Non vogliamo qui soffermarci sugli specifici fattori sistemici dell’attuale crisi, fattori che, figli della teoria marginalista, gli economisti neoliberisti non possono e non vogliono vedere. Per capire e individuare le grandi crisi non solo sarebbe necessario riscoprire gli insegnamenti degli economisti classici (tra cui Marx) o quantomeno Keynes. Sarebbe doveroso andare oltre, cambiare paradigma, sfuggendo alle semplificazioni economicistiche e riduzionisti fondate sulla divisione piramidale e gerarchica tra  base economica e sovrastruttura statuale e politico-ideologica. Il sistema capitalistico, pur distinguendosi dai sistemi che l’hanno preceduto per la centralità della sfera economica, è un complesso organismo sociale nel quale tutte le diverse sfere sono tra loro correlate da una fitta trama di connessioni per cui, mentre il tutto è superiore ad ogni sua parte, la potenza e la salute del tutto non solo dipende da quelle delle sue parti, dipende dalla loro consonanza, quindi dalla funzionalità delle reti e dei canali di trasmissione delle molteplici sollecitazioni sociali. La forza e la vita stessa del capitalismo dipendono dalla abilità delle classi dominanti di governare la complicata macchina che comandano, dalla intelligenza con cui fan credere alle classi subalterne di agire in nome del tutto e non della (loro) parte, quindi dalla capacità di guidare e assecondare gli incessanti mutamenti dell’organismo sociale.

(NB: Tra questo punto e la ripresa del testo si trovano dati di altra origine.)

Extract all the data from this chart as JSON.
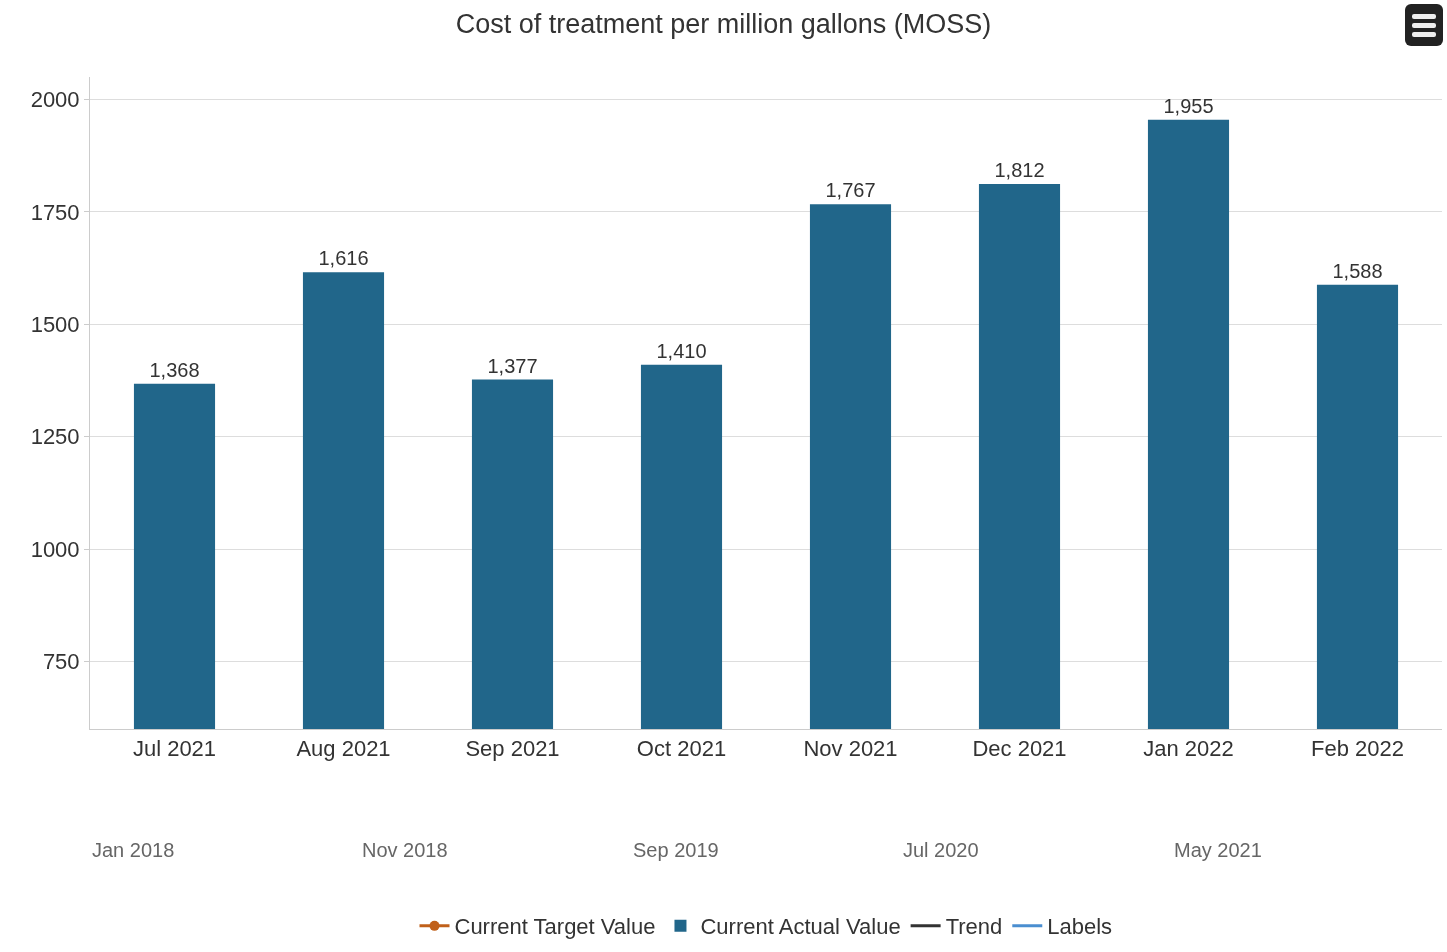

Certo il crack bancario californiano ha cause peculiari, ma te lo spieghi solo se tieni conto del contesto generale, tenendo conto dell’Operazione Covid-19, del tramonto dell’ordine monopolare a stelle e strisce, dell’avanzata economica della Cina, del contrattacco russo in Ucraina, delle insormontabili difficoltà dell’Unione europea, del declino dell’egemonia del pensiero neoliberista, della straripante avanzata tecnologica, della trasformazione delle democrazie liberali in tecnocrazie. In ultima istanza non ti spieghi più niente, a questo punto della storia, se non nel quadro del Grande Reset e della epocale svolta verso il cybercapitalismo.

5 pensieri su “VERSO UN CROLLO ECONOMICO GENERALE? di M. Pasquinelli”

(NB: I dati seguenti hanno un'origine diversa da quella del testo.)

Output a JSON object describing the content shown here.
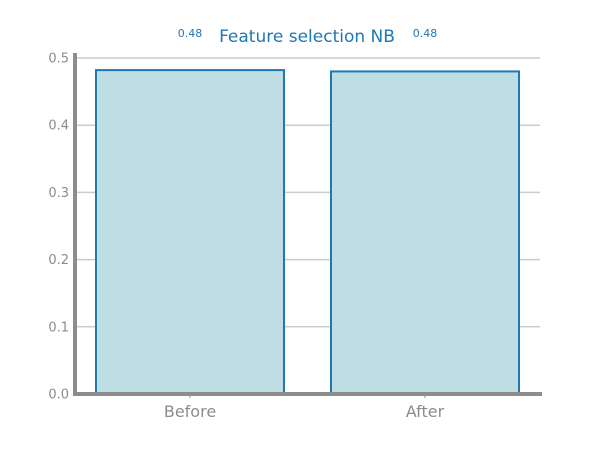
{
  "chart_data": {
    "type": "bar",
    "title": "Feature selection NB",
    "categories": [
      "Before",
      "After"
    ],
    "values": [
      0.482,
      0.48
    ],
    "data_labels": [
      "0.48",
      "0.48"
    ],
    "yticks": [
      "0.0",
      "0.1",
      "0.2",
      "0.3",
      "0.4",
      "0.5"
    ],
    "ylim": [
      0,
      0.5
    ],
    "xlabel": "",
    "ylabel": "",
    "grid": "horizontal",
    "colors": {
      "bar_fill": "#bfdee3",
      "bar_edge": "#1f77b4",
      "title": "#1f77b4",
      "axis": "#8c8c8c",
      "grid": "#cccccc"
    }
  }
}
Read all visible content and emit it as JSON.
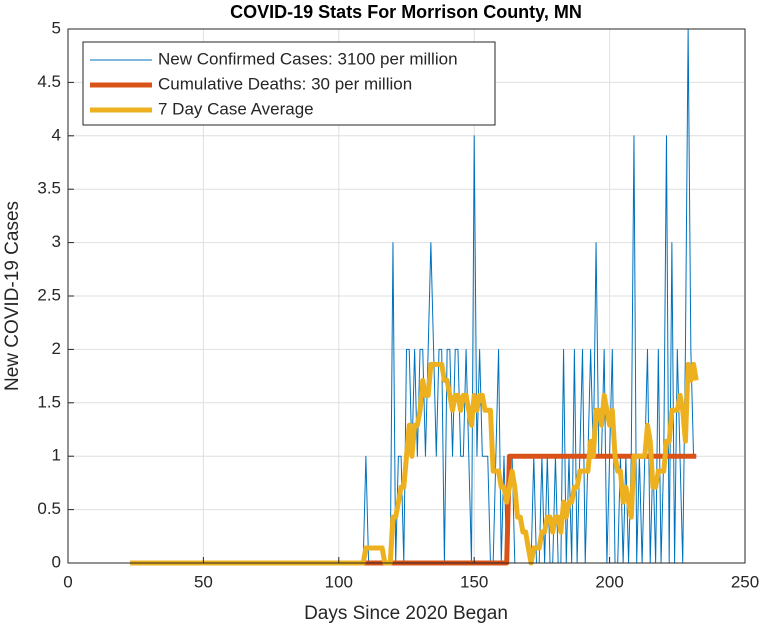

  1. Giuseppe Trancone dice:

    Tutto condivisibile, però dopo aver giustamente mostrato il ridicolo delle opinioni dominanti, la cosa più importante è relegata nelle due ultime righe senza spiegarle ed approfondirle. In che modo questa crisi è legata al grande reset, in che modo ne è funzionale, o in che modo l’incipiente reset la provoca.

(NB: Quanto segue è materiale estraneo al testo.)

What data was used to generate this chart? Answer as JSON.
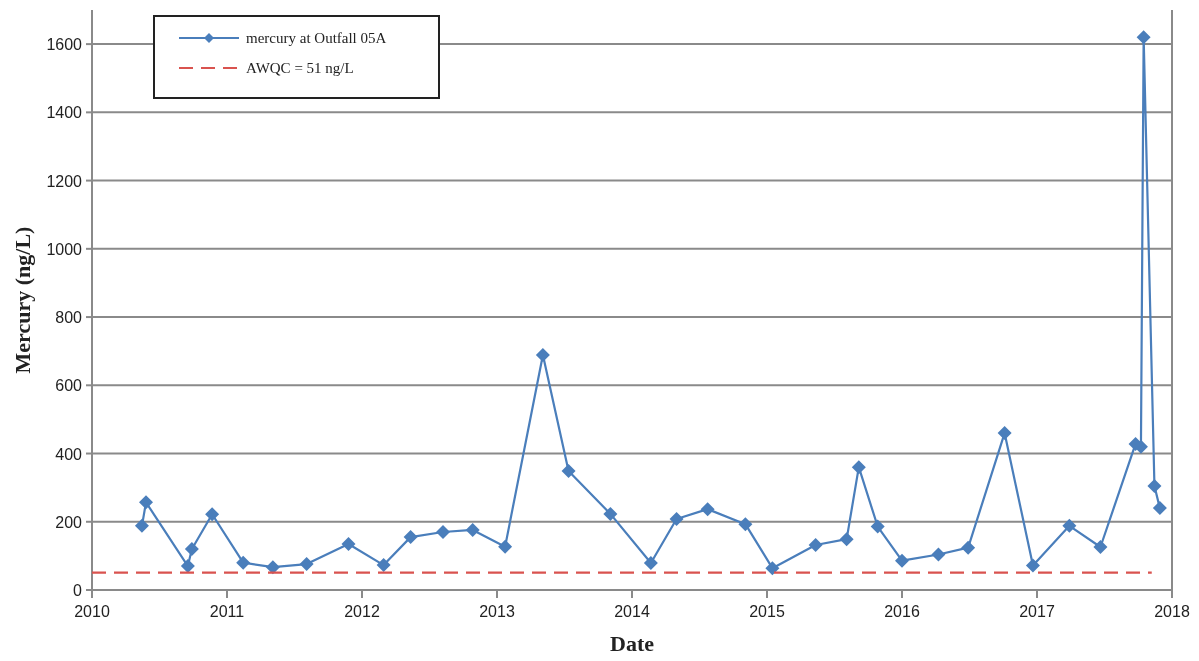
{
  "chart_data": {
    "type": "line",
    "xlabel": "Date",
    "ylabel": "Mercury (ng/L)",
    "xlim": [
      2010,
      2018
    ],
    "xticks": [
      2010,
      2011,
      2012,
      2013,
      2014,
      2015,
      2016,
      2017,
      2018
    ],
    "ylim": [
      0,
      1700
    ],
    "yticks": [
      0,
      200,
      400,
      600,
      800,
      1000,
      1200,
      1400,
      1600
    ],
    "grid": "y",
    "legend": "top left",
    "series": [
      {
        "name": "mercury at Outfall 05A",
        "color": "#4a7ebb",
        "marker": "diamond",
        "line_style": "solid",
        "x": [
          2010.37,
          2010.4,
          2010.71,
          2010.74,
          2010.89,
          2011.12,
          2011.34,
          2011.59,
          2011.9,
          2012.16,
          2012.36,
          2012.6,
          2012.82,
          2013.06,
          2013.34,
          2013.53,
          2013.84,
          2014.14,
          2014.33,
          2014.56,
          2014.84,
          2015.04,
          2015.36,
          2015.59,
          2015.68,
          2015.82,
          2016.0,
          2016.27,
          2016.49,
          2016.76,
          2016.97,
          2017.24,
          2017.47,
          2017.73,
          2017.77,
          2017.79,
          2017.87,
          2017.91
        ],
        "values": [
          188,
          257,
          70,
          120,
          222,
          80,
          67,
          76,
          135,
          73,
          155,
          170,
          176,
          127,
          689,
          349,
          223,
          79,
          208,
          237,
          193,
          64,
          132,
          149,
          360,
          186,
          86,
          104,
          124,
          460,
          72,
          188,
          126,
          428,
          420,
          1620,
          305,
          240
        ]
      },
      {
        "name": "AWQC = 51 ng/L",
        "color": "#d9534f",
        "marker": "none",
        "line_style": "dashed",
        "x": [
          2010,
          2017.85
        ],
        "values": [
          51,
          51
        ]
      }
    ]
  }
}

  2. Graziano+PRIOTTO dice:

    Una novità rispetto al passato c’è …
    nel secolo scorso venivano primam le crisi economiche e poi le guerre. Ora abbiamo sì sempre guerre in continuazione da qualche parte, ma la crisi vera e irreversibile segue la guerra attuale, che è sistemica poiché rappresenta lo scontro fra i massimi sistemi USA e Russia (appoggiata idealmente almeno da gran parte del resto del mondo (con gli USA sono rimasti i vassalli europei e pochi altri ).
    Non è un caso che ad es. in Germania sia iniziata ufficialmente la trasformazione industriale in “economia di guerra” e che a questa “Zeitenwende” (cambio epocale come l’ha chiamata il cancelliere senza rendersi conto dell’ironia di cui è vittima lui e la popolazione tedesca), venga gradualmente sacrificato tutto il resto (chiusura ospedali, risparmi su scuola, infrastrutture, scadimento di trasporti pubblici e rete autostradale, ecc. ecc.). Certo non sarà solo la Germania a pagare a caro prezzo la vile sudditanza agli USA, anche se essa sarà certamente il Paese più devastato dal crollo dell’economia e dalla deindustriallizzazione per difetto di energia a prezzi concorrenziali. Tutta l’ UE sarà colpita dal disastro.
    Più in generale si delinea la fine dell’illusione digitale e finanziaria: i settori produttivi reali torneranno ad essere la base dell’economia, ma questo processo lascerà dietro di sè un gran numero di vittime e il debito accumulato in modo dissennato si mangerà i risparmi e il patrimonio di tanti cittadini in tutta Europa. Era prevedibile ? Sì, ma non solo : era anche previsto, a Davos non si raccontavano favole per bambini ma si presentavano i progetti chre ora si stanno realizzando.